Conflit de travail dans les CPE – Le gouvernement devrait soutenir la demande plutôt que l’offre
Le spectre d’une grève générale dans le réseau des 310 Centres de la petite enfance (CPE) affiliés à la CSN – avec les tracas et les pertes de revenus qu’il cause aux parents – représente le fruit amer de la quasi-nationalisation des garderies en 1997. Depuis lors, la négociation d’une convention collective à l’échelle du Québec a engendré des grèves causant la perte de 73 000 jours personnes de travail, soit plus du double des 34 000 jours personnes perdus de 1990 à 1997 inclusivement.

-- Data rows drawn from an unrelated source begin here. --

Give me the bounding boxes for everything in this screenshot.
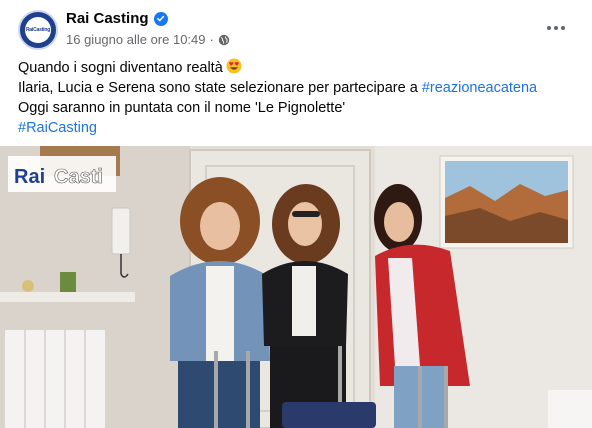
wall-painting (439, 155, 574, 249)
post-line-4: #RaiCasting (18, 118, 578, 138)
page-avatar[interactable]: RaiCasting (18, 10, 58, 50)
post-header: RaiCasting Rai Casting 16 giugno alle or… (18, 8, 578, 52)
post-line-3: Oggi saranno in puntata con il nome 'Le … (18, 100, 346, 116)
video-watermark: Rai Casti (8, 156, 116, 192)
more-options-button[interactable] (540, 14, 572, 42)
verified-badge-icon (153, 11, 168, 26)
watermark-casting: Casti (54, 166, 103, 188)
page-name-row: Rai Casting (66, 10, 168, 27)
watermark-rai: Rai (14, 166, 45, 188)
avatar-label: RaiCasting (25, 27, 51, 33)
page-name-link[interactable]: Rai Casting (66, 10, 149, 27)
post-meta: 16 giugno alle ore 10:49 · (66, 32, 230, 47)
post-timestamp[interactable]: 16 giugno alle ore 10:49 (66, 32, 206, 47)
hashtag-raicasting[interactable]: #RaiCasting (18, 120, 97, 136)
more-options-icon-dot (554, 26, 558, 30)
globe-icon[interactable] (218, 34, 230, 46)
post-line-1: Quando i sogni diventano realtà (18, 58, 578, 78)
video-frame: Rai Casti (0, 146, 592, 428)
radiator (5, 330, 105, 428)
facebook-post: RaiCasting Rai Casting 16 giugno alle or… (0, 0, 592, 428)
rai-logo-icon: RaiCasting (25, 17, 51, 43)
post-text: Quando i sogni diventano realtà Ilaria, … (18, 58, 578, 138)
person-left (170, 177, 270, 428)
meta-separator: · (209, 32, 214, 47)
post-line-1-text: Quando i sogni diventano realtà (18, 60, 223, 76)
post-line-2-text: Ilaria, Lucia e Serena sono state selezi… (18, 80, 422, 96)
hashtag-reazioneacatena[interactable]: #reazioneacatena (422, 80, 537, 96)
more-options-icon-dot (561, 26, 565, 30)
more-options-icon (547, 26, 551, 30)
video-player[interactable]: Rai Casti (0, 146, 592, 428)
post-line-2: Ilaria, Lucia e Serena sono state selezi… (18, 78, 578, 98)
heart-eyes-emoji-icon (226, 58, 242, 74)
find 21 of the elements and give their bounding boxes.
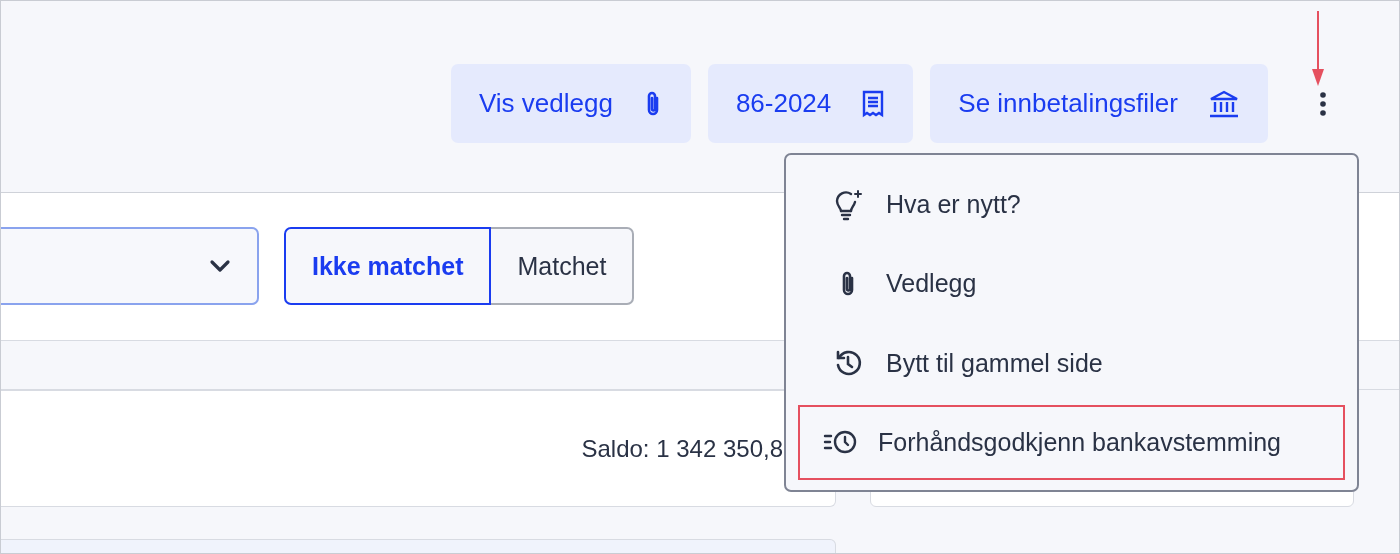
toggle-option[interactable]: Matchet [491, 227, 635, 305]
header-button[interactable]: 86-2024 [707, 64, 914, 143]
receipt-icon [861, 89, 886, 118]
dropdown-field[interactable] [1, 227, 259, 305]
menu-item[interactable]: Bytt til gammel side [798, 323, 1345, 403]
balance-text: Saldo: 1 342 350,8 [581, 434, 783, 463]
history-icon [834, 349, 862, 378]
toggle-option[interactable]: Ikke matchet [284, 227, 492, 305]
fast-clock-icon [823, 429, 857, 456]
menu-item-label: Vedlegg [886, 269, 977, 299]
lightbulb-icon [833, 188, 863, 221]
menu-item-label: Forhåndsgodkjenn bankavstemming [878, 427, 1281, 457]
header-button[interactable]: Se innbetalingsfiler [930, 64, 1268, 143]
menu-item[interactable]: Vedlegg [798, 244, 1345, 324]
chevron-down-icon [209, 259, 231, 273]
header-button[interactable]: Vis vedlegg [450, 64, 691, 143]
bank-icon [1208, 89, 1240, 118]
menu-item-label: Hva er nytt? [886, 190, 1021, 220]
menu-item-label: Bytt til gammel side [886, 348, 1103, 378]
menu-item[interactable]: Forhåndsgodkjenn bankavstemming [798, 404, 1345, 480]
menu-item[interactable]: Hva er nytt? [798, 165, 1345, 245]
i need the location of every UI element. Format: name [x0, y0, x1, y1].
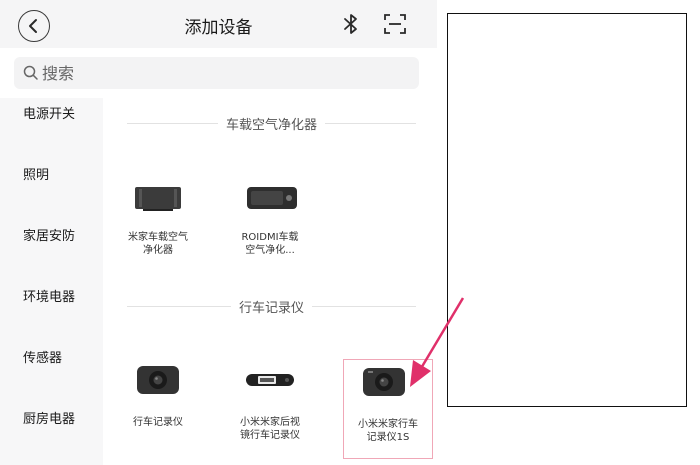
sidebar-item-home-security[interactable]: 家居安防: [0, 217, 103, 257]
device-list: 车载空气净化器 米家车载空气 净化器 ROIDMI车载 空气净化... 行车记录…: [103, 98, 437, 465]
device-dashcam[interactable]: 行车记录仪: [113, 358, 203, 458]
device-name: 米家车载空气 净化器: [128, 232, 188, 256]
search-icon: [23, 65, 38, 80]
device-roidmi-air-purifier[interactable]: ROIDMI车载 空气净化...: [225, 173, 315, 273]
stage: 添加设备 电源开关 照明 家: [0, 0, 700, 465]
page-title: 添加设备: [184, 18, 253, 38]
top-bar: 添加设备: [0, 0, 437, 48]
section-header: 车载空气净化器: [127, 113, 416, 133]
search-bar[interactable]: [14, 57, 419, 89]
bluetooth-button[interactable]: [340, 12, 362, 36]
sidebar-item-kitchen[interactable]: 厨房电器: [0, 400, 103, 440]
device-image: [225, 173, 315, 225]
scan-icon: [384, 14, 406, 34]
sidebar-item-lighting[interactable]: 照明: [0, 156, 103, 196]
device-car-air-purifier[interactable]: 米家车载空气 净化器: [113, 173, 203, 273]
device-image: [113, 358, 203, 410]
category-sidebar: 电源开关 照明 家居安防 环境电器 传感器 厨房电器: [0, 98, 103, 465]
bluetooth-icon: [344, 14, 357, 34]
phone-screen: 添加设备 电源开关 照明 家: [0, 0, 437, 465]
device-dashcam-1s[interactable]: 小米米家行车 记录仪1S: [343, 359, 433, 459]
device-name: 行车记录仪: [133, 417, 183, 428]
section-title: 车载空气净化器: [217, 118, 325, 133]
blank-frame: [447, 13, 687, 407]
section-title: 行车记录仪: [230, 301, 312, 316]
section-header: 行车记录仪: [127, 296, 416, 316]
device-name: 小米米家行车 记录仪1S: [358, 419, 418, 443]
device-name: ROIDMI车载 空气净化...: [241, 232, 299, 256]
device-mirror-dashcam[interactable]: 小米米家后视 镜行车记录仪: [225, 358, 315, 458]
search-input[interactable]: [42, 61, 402, 85]
sidebar-item-sensors[interactable]: 传感器: [0, 339, 103, 379]
device-image: [113, 173, 203, 225]
scan-button[interactable]: [383, 13, 407, 35]
device-name: 小米米家后视 镜行车记录仪: [240, 417, 300, 441]
device-image: [225, 358, 315, 410]
device-image: [344, 360, 432, 412]
sidebar-item-power-switch[interactable]: 电源开关: [0, 95, 103, 135]
sidebar-item-environment[interactable]: 环境电器: [0, 278, 103, 318]
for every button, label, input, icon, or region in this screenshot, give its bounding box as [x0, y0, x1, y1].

C’est le moyen choisi en 1997 pour acheminer l’aide financière qui explique largement la détérioration des relations de travail. Nous sommes alors passés d’un régime d’aide aux parents pour l’achat de services de garde à un régime de subvention à des offreurs de ces services. Le gouvernement s’est substitué aux conseils d’administration des garderies et s’est mis à déterminer les conditions de travail des éducatrices.
En plus de détériorer les relations de travail, l’instauration d’un tel régime a aussi restreint la liberté de choix des parents. En 1997, à l’instigation de la ministre responsable du dossier Pauline Marois, le gouvernement a concrétisé sa préférence pour un type de garde précis, soit la garde en CPE). En 2003, le nouveau gouvernement s’est tourné vers la garde en milieu familial (rattachée aux CPE) pour compléter le développement des 200 000 places promises.
Toutefois, les haltes-garderies et les jardins d’enfants, ainsi que la garde en milieu familial par un tiers rémunéré non rattaché à un CPE, demeurent mésestimés des autorités gouvernementales. Ce qui est déplorable puisque avec l’essor du travail autonome, du télétravail, du travail occasionnel et du travail à temps partiel, de plus en plus de parents recherchent des solutions de garde flexibles en dehors de l’offre à temps plein traditionnelle.
L’orientation gouvernementale se traduit dans le niveau de l’aide financière: pour un enfant bénéficiant d’une place à contribution réduite, (et en supposant un revenu familial net moyen de 60 000$), le gouvernement débourse plus du double de la valeur du crédit d’impôt qu’il consentirait à ses parents s’ils le faisaient garder par une gardienne. Toutes les aides financières à la garde par un tiers rémunéré ignorent l’intérêt des parents qui, en fonction de leurs préférences personnelles et d’un calcul économique propre à leur situation, choisissent de s’occuper eux-mêmes de leur jeune enfant. Pourtant, selon plusieurs enquêtes d’opinion, un grand nombre de parents préféreraient garder eux-mêmes leur enfant.
Comment faire pour mieux respecter la diversité des préférences parentales et pour réduire la propension aux conflits de travail dans les CPE? Si le gouvernement veut simplement redistribuer la richesse au profit des familles, alors il suffit de leur accorder des transferts monétaires ou des avantages fiscaux; pas besoin de soutenir la garde d’enfants en tant que telle. Si, dans le cadre d’une politique de main-d’oeuvre, il veut favoriser la participation des deux parents au marché du travail, alors il peut les aider à acheter des services de garde, sans restriction quant au type de service. Si le gouvernement cherche à hâter la socialisation des enfants, alors il peut soutenir l’achat par les parents de tous les types de services de garde en groupe, dans la mesure où l’établissement s’est doté d’un programme éducatif convenable. Bref, aucun de ces objectifs ne justifie le financement direct des offreurs de services de garde.
Le bon de garde peut être l’instrument de cette autonomisation des parents. Ceux-ci pourraient l’échanger contre des services dispensés par des personnes ou des établissements accrédités. Lorsque le pouvoir d’achat réside entre les mains des bénéficiaires d’un service, les fournisseurs deviennent plus attentifs à leurs désirs. À l’inverse, lorsque le financement provient d’une autorité centrale, c’est la conformité aux normes qui prend le dessus.
Les CPE devraient aussi retrouver le droit de fixer le tarif demandé aux parents, ainsi que celui de négocier localement avec le syndicat. Les CA sont les mieux placés pour trouver le point d’équilibre entre les demandes budgétaires de l’établissement et la capacité de payer des parents. En soutenant la demande plutôt que l’offre, le gouvernement changerait ainsi la donne qui engendre les conflits de travail.
Paul Daniel Muller est chercheur associé à l’Institut économique de Montréal.